WASHINGTON, Estados Unidos .- A pesar de que el 80% de los casos de discapacidad visual son prevenibles o curables, más de 26 millones de personas en las Américas sufren de algún impedimento visual, es decir, son ciegas o tienen dificultades para ver con claridad. Para hacer frente a esta problemática de salud pública, los países de las Américas aprobaron un plan de acción que busca mejorar la visión y evitar especialmente que bebés prematuros, niños en edad escolar y personas mayores de 50 años pierdan la visión.

Durante el 53° Consejo Directivo de la Organización Panamericana de la Salud (OPS), que reunió en Washington, DC, a los ministros de salud de la región para establecer acuerdos y trazar la ruta a seguir con el fin de mejorar la salud de la población de las Américas, las máximas autoridades sanitarias del hemisferio se comprometieron a llevar adelante acciones para prevenir la ceguera y las deficiencias visuales evitables.

El objetivo del plan de acción acordado, que propone una serie de medidas de aquí al 2019, es atacar una problemática que se estima representará un reto en el futuro debido al aumento de la población, su longevidad y la mayor demanda de atención que recaerá sobre los servicios de salud.

En las Américas, más de 3 millones de personas son ciegas y la mayoría tiene más de 50 años.
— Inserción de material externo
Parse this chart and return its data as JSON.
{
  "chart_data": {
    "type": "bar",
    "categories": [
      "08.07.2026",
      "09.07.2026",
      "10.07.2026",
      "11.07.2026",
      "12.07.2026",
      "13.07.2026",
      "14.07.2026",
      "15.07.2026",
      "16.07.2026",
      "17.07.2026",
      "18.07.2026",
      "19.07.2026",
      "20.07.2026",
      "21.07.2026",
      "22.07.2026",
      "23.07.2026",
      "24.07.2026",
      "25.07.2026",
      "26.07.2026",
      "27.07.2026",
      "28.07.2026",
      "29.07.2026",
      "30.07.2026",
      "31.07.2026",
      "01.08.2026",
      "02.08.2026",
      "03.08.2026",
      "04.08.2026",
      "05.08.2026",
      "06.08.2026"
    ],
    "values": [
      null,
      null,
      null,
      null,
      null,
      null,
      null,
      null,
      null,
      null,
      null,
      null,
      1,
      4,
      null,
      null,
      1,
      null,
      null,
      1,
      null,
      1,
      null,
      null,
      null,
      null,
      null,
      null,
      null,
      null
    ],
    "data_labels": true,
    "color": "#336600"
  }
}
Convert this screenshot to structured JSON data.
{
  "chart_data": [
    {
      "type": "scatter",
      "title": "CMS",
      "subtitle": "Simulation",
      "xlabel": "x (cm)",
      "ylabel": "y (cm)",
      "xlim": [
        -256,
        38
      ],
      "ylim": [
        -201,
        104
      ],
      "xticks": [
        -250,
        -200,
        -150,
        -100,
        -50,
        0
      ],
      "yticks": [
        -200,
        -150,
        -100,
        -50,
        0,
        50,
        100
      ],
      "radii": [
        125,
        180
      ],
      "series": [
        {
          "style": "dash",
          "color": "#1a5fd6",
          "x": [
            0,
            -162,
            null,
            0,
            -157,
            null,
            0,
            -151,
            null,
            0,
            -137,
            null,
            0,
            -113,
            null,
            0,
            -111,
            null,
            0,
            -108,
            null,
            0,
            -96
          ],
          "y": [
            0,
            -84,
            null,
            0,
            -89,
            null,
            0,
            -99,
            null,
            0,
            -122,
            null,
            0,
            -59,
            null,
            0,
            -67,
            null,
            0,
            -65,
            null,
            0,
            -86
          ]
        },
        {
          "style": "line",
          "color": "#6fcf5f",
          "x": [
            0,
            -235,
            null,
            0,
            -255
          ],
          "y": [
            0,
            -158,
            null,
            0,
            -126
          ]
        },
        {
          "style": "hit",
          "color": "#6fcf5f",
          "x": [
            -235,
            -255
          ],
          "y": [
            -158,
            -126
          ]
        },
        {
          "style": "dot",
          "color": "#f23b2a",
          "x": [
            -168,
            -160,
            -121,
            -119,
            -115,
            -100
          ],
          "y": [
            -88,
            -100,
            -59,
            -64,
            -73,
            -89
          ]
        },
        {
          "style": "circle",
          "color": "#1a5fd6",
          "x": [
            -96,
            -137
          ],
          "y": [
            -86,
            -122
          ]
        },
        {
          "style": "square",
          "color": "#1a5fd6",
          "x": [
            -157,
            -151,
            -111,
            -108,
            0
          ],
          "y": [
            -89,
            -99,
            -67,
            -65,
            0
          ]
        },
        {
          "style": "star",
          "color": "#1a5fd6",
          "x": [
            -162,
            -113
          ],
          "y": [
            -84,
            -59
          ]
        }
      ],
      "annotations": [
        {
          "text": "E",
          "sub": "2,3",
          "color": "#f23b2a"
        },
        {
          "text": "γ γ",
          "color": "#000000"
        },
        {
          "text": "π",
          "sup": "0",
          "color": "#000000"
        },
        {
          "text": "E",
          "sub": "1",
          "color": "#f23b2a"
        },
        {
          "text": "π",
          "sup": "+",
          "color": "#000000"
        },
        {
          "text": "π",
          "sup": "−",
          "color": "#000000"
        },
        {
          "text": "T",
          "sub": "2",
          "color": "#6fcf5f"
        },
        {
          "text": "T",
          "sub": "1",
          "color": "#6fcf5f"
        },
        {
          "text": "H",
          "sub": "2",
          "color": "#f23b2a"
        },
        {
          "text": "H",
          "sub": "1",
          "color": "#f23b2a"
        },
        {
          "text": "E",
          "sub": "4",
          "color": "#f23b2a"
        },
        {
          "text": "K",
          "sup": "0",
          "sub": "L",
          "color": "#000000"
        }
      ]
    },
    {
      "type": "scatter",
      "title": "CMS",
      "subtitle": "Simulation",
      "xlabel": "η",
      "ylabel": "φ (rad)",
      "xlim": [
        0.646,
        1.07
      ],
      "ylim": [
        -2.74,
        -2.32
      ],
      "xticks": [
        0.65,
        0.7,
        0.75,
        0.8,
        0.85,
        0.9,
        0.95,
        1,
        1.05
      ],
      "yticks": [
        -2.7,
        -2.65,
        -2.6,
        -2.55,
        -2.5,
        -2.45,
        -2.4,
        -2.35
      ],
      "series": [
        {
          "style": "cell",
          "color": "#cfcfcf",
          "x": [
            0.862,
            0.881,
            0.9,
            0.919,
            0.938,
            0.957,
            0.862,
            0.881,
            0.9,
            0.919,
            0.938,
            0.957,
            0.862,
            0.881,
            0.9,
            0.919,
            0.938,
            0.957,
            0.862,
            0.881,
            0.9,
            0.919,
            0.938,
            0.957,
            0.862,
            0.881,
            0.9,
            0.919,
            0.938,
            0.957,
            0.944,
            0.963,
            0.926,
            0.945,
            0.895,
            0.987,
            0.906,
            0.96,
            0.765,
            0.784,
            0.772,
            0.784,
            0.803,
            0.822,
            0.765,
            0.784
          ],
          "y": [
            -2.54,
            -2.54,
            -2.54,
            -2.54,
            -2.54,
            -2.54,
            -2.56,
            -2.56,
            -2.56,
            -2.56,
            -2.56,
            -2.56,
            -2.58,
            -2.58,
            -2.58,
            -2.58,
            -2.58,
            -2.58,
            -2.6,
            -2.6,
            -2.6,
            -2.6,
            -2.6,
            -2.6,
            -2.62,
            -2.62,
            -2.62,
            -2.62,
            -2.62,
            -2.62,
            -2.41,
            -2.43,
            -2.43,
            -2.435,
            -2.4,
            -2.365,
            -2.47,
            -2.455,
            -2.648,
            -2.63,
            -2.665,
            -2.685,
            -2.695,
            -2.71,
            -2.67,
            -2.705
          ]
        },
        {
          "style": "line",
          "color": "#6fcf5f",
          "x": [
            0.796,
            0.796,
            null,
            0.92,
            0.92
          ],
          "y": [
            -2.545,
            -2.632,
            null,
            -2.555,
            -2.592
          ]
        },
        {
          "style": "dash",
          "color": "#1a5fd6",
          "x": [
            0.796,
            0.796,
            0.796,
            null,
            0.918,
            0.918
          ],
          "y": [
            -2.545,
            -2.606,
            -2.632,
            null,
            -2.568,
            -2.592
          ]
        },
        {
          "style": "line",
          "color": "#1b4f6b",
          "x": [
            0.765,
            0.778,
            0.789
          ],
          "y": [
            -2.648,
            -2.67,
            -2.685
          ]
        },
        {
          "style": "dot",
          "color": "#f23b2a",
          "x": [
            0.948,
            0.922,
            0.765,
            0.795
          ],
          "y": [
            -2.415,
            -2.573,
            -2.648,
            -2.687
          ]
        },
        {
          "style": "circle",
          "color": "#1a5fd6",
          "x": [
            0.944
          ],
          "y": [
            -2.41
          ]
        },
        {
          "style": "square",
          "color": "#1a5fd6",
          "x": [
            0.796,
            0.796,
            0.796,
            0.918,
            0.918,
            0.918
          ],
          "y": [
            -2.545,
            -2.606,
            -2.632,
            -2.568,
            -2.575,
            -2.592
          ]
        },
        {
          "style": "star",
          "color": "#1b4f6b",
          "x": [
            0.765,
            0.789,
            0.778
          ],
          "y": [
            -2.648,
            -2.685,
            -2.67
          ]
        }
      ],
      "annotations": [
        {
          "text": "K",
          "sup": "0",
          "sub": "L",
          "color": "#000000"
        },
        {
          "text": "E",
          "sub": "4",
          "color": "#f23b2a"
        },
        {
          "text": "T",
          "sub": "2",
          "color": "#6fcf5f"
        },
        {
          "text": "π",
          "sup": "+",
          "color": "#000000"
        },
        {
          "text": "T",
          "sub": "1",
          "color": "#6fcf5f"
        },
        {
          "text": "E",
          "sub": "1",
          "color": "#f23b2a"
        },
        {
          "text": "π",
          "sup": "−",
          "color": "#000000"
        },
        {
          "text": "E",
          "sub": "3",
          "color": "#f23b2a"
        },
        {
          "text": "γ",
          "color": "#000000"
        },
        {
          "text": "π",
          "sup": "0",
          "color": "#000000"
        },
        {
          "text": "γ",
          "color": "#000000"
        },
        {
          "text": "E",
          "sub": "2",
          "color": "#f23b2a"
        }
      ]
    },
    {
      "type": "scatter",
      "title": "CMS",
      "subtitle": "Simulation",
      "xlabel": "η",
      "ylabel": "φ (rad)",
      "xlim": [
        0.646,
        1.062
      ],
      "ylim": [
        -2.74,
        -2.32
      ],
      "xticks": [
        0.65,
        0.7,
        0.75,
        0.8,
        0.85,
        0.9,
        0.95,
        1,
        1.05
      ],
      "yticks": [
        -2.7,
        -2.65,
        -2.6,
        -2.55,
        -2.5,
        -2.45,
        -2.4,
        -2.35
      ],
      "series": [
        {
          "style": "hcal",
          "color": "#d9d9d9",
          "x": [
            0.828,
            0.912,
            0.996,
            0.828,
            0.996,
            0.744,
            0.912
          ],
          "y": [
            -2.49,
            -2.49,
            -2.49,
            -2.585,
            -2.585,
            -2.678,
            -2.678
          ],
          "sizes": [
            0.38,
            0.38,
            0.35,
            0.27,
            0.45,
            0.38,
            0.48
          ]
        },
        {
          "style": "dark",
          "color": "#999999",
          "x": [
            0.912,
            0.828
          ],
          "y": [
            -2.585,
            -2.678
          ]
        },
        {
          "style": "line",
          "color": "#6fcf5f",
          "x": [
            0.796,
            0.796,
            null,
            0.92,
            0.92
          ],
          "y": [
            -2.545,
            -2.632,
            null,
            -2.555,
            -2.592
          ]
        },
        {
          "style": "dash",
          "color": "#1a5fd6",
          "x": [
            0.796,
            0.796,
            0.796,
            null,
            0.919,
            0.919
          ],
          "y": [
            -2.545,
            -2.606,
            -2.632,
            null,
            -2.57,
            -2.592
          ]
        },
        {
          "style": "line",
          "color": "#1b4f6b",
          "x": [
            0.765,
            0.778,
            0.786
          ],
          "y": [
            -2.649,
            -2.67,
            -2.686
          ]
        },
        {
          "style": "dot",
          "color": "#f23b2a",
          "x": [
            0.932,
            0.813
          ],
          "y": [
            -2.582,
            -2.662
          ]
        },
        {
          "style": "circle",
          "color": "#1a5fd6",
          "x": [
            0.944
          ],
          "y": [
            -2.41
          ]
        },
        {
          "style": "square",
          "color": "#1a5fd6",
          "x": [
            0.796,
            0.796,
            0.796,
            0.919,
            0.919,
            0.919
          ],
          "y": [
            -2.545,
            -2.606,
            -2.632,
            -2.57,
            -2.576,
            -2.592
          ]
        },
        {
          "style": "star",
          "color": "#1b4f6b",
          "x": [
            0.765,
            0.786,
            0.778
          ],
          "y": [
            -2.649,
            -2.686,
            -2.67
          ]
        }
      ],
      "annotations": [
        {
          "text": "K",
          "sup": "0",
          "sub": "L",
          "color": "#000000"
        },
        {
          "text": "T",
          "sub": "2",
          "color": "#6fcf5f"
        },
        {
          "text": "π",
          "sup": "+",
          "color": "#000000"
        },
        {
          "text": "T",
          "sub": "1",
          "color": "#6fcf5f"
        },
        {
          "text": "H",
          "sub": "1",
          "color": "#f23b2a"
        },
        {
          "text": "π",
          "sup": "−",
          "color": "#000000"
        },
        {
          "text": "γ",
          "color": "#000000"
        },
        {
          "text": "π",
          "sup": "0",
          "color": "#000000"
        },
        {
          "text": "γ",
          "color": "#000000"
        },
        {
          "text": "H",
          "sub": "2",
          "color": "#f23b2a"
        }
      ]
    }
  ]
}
La catarata y el glaucoma causan el 75% de los casos de ceguera, y la diabetes es un factor determinante en la perdida de la visión. Otras causas incluyen la retinopatía diabética, el glaucoma, la degeneración macular asociada a la edad y los errores de refracción. En el Caribe, la incidencia de discapacidad visual es alta.

El plan de acción llama también la atención sobre la necesidad de mejorar la atención neonatal para abordar la retinopatía del prematuro, la cual puede dejar ciegos a los bebés nacidos antes de término, y que se presenta en proporciones epidémicas en los países con menor desarrollo. Otro de los ejes de la iniciativa está puesto en los niños en edad escolar. Se calcula que en América Latina un 7% de los escolares puede necesitar corrección óptica.

La cantidad de oftalmólogos necesarios para reducir el número de personas que pierden la visión parcial o totalmente es suficiente según encuestas realizadas en casi la mitad de los países de la región. Sin embargo, existe un desequilibrio en su distribución.